RADAR 10 - Fashion
Publication Date: April 14, 2004
Building Alteration Project
1634 Guilford Avenue
www.stationnorth.org
February 14 through natural deterioration of work

Baltimore is boarded up. Vacant lots and houses are among our biggest problems, economically, sociopolitically, and visually. Enter the gentrification current and you've got a figurative surface seemingly impossible for art to permeate. The physical properties, however, are ripe with decorative potential. People are making art on and about these "dead" spaces--take for instance Jay Perry's recently premiered Book of the Dead , a beautiful video examination of Baltimore 's architectural and social changes and the spirituality therein. Perry is an example of the young middle-class artists populating our "up-and-coming" neighborhoods; he attempts to scrutinize and engage his newfound urban community, with the hope of enacting some change through an educational art form.

On the other hand, is there anything wrong with simply beautifying a surface rather than using it as a vehicle for change or restoring it to its original functionality? The Building Alteration Project is similar to last year's Door and Window Project ; through the Baltimore Office of Promotion & The Arts, and The Station North Arts & Entertainment District, twenty-one artists have applied visual works to the 1,200 square feet of window boards on what was once the Mildred Monroe Elementary School #32, a 1970s-era building-become-eyesore. The school was closed in 2001, and use of the window spaces was donated by the Baltimore City Public School System for this project.

Formally, the project is smart and diverse, held together by the theme of pattern-based work. There is blatant political commentary, printed fabric, cut paper, hip graphic conceptualism, and muralistic iconography. Some are in color, some are black-and-white; some are many of the same image repeated, some are one image stretched across more than one panel; some look like flyers, some look like paintings. The artists (who came from various cities including Baltimore , St. Louis and New York ) were presented with the idea that their works would be temporary, applied with wheat paste adhesive, and left to the elements. This didn't stop Youngmi Song from assembling an intricate, three-dimensional photographic work, and it may have added to the fleeting feel of Sarah Templin and Bruce Willen's looping text. There are postured art references coded for the academic, and graffiti derivatives echoing nearby tags.
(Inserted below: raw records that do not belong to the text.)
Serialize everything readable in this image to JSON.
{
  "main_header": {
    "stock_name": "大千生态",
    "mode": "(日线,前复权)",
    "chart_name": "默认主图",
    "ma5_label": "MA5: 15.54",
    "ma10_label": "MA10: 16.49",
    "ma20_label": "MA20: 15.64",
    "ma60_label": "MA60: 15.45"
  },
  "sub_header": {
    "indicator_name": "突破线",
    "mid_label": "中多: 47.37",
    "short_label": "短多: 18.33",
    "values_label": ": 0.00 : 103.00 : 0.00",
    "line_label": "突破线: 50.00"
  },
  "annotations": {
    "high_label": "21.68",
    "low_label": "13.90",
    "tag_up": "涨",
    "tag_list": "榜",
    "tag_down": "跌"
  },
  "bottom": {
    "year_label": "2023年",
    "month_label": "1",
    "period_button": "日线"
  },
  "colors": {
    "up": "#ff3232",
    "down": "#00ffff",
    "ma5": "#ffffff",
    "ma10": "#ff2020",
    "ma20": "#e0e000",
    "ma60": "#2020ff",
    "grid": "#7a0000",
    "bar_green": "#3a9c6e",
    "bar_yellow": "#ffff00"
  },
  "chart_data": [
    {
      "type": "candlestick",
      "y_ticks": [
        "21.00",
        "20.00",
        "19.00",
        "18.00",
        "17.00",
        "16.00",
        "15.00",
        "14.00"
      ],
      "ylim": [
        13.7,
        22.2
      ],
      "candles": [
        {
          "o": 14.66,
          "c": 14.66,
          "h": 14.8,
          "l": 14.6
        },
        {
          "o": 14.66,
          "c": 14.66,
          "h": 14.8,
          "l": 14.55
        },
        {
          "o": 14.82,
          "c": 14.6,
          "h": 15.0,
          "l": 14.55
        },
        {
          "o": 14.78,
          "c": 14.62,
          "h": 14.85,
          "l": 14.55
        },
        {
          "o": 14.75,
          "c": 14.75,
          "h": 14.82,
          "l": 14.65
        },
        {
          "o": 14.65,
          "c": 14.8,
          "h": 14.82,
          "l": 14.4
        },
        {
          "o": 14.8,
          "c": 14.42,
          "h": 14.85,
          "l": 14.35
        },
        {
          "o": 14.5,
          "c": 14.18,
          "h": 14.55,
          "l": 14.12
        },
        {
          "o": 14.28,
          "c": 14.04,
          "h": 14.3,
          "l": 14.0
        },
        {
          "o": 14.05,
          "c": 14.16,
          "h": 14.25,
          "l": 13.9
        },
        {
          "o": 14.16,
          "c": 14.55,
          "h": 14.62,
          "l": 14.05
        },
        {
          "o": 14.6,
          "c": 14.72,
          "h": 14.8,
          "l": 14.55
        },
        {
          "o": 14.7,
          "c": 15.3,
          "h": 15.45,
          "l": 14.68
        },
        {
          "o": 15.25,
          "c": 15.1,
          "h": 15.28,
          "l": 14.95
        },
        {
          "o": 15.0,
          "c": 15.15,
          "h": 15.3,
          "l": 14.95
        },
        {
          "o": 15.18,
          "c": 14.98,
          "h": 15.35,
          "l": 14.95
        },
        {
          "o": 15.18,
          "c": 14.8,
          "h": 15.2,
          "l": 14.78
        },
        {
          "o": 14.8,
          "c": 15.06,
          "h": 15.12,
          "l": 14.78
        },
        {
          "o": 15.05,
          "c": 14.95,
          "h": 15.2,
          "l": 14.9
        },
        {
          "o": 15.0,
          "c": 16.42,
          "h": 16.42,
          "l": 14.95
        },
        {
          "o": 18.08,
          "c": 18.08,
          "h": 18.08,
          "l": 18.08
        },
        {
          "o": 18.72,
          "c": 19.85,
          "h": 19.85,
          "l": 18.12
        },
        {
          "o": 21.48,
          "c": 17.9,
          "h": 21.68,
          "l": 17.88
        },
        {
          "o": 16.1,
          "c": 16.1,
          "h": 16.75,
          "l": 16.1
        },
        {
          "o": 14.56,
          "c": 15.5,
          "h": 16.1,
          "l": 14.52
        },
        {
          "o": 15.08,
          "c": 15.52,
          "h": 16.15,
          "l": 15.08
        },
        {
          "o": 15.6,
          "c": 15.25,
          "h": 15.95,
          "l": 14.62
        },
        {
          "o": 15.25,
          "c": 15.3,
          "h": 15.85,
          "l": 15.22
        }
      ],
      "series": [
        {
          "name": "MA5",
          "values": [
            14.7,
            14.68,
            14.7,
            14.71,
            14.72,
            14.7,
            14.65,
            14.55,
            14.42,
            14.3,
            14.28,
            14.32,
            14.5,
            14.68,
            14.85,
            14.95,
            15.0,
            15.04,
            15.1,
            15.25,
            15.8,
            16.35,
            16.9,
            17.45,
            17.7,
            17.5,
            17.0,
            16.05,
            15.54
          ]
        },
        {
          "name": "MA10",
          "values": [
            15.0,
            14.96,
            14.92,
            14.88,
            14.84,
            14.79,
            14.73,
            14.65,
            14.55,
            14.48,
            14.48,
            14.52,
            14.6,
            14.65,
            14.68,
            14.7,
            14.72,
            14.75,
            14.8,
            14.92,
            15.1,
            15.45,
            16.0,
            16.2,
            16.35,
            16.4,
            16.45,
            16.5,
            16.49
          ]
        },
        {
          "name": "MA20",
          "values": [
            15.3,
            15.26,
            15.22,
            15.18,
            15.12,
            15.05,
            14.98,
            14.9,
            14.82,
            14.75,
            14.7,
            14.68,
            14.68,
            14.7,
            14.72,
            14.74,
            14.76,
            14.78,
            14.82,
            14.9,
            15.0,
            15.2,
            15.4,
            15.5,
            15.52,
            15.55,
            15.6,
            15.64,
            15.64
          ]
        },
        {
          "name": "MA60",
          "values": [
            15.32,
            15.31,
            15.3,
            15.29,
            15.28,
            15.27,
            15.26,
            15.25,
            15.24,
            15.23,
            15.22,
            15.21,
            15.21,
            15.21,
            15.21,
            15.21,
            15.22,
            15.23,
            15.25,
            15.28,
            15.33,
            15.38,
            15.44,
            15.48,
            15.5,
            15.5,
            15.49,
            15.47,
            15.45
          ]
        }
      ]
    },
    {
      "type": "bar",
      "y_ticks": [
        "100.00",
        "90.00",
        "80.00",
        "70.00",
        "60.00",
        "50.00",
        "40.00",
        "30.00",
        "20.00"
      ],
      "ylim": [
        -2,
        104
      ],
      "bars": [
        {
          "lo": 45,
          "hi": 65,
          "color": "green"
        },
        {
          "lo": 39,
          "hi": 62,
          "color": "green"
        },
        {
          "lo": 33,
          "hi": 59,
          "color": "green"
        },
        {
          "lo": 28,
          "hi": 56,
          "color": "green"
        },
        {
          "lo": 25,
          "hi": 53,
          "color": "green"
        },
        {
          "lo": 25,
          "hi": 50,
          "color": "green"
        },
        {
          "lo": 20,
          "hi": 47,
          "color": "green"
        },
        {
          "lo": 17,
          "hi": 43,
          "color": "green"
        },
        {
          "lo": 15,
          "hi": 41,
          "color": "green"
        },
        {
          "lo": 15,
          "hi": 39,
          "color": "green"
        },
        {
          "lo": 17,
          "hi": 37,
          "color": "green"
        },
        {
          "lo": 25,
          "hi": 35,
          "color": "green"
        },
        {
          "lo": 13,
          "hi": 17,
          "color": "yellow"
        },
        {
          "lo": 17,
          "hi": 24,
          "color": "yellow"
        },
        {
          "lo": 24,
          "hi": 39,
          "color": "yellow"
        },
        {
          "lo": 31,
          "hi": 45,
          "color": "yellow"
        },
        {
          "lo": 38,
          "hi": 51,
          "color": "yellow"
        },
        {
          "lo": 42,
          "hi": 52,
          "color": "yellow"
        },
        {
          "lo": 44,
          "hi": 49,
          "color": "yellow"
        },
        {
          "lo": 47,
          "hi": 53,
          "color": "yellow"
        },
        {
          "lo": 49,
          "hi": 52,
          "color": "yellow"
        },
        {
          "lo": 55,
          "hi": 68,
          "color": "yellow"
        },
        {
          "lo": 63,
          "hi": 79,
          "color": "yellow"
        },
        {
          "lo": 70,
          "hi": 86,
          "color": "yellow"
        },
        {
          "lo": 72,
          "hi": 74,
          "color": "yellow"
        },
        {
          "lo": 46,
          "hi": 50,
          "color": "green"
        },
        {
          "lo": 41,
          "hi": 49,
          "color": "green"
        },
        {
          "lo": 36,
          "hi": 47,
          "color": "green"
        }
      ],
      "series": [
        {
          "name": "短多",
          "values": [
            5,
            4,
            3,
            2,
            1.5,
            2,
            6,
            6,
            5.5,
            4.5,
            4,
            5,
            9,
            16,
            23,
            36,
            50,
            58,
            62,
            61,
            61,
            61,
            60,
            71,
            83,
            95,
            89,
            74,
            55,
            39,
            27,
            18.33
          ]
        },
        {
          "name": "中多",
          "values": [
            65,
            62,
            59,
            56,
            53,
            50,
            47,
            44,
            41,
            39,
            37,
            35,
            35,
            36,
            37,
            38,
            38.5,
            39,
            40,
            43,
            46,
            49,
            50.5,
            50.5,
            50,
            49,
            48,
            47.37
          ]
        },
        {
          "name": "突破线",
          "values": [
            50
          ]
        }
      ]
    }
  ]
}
When these writers were photographing the finished work, a woman pulled over after her windshield was cracked by a group of kids with a brick. This section of Guilford Avenue is one of Baltimore 's "in-between" areas--a corridor for travel between vastly different neighborhoods. Decoration by itself does not outweigh or absolve urban inequity, and could never bridge such a large gap. However, a fresh coat of art makes anything look better, even if it is just a temporary diversion. It serves the community as much as the community acknowledges its presence. A visual experience is an experience nonetheless, and worth having. Whether these projects have a lasting function may only be known after the rain removes the artist's efforts.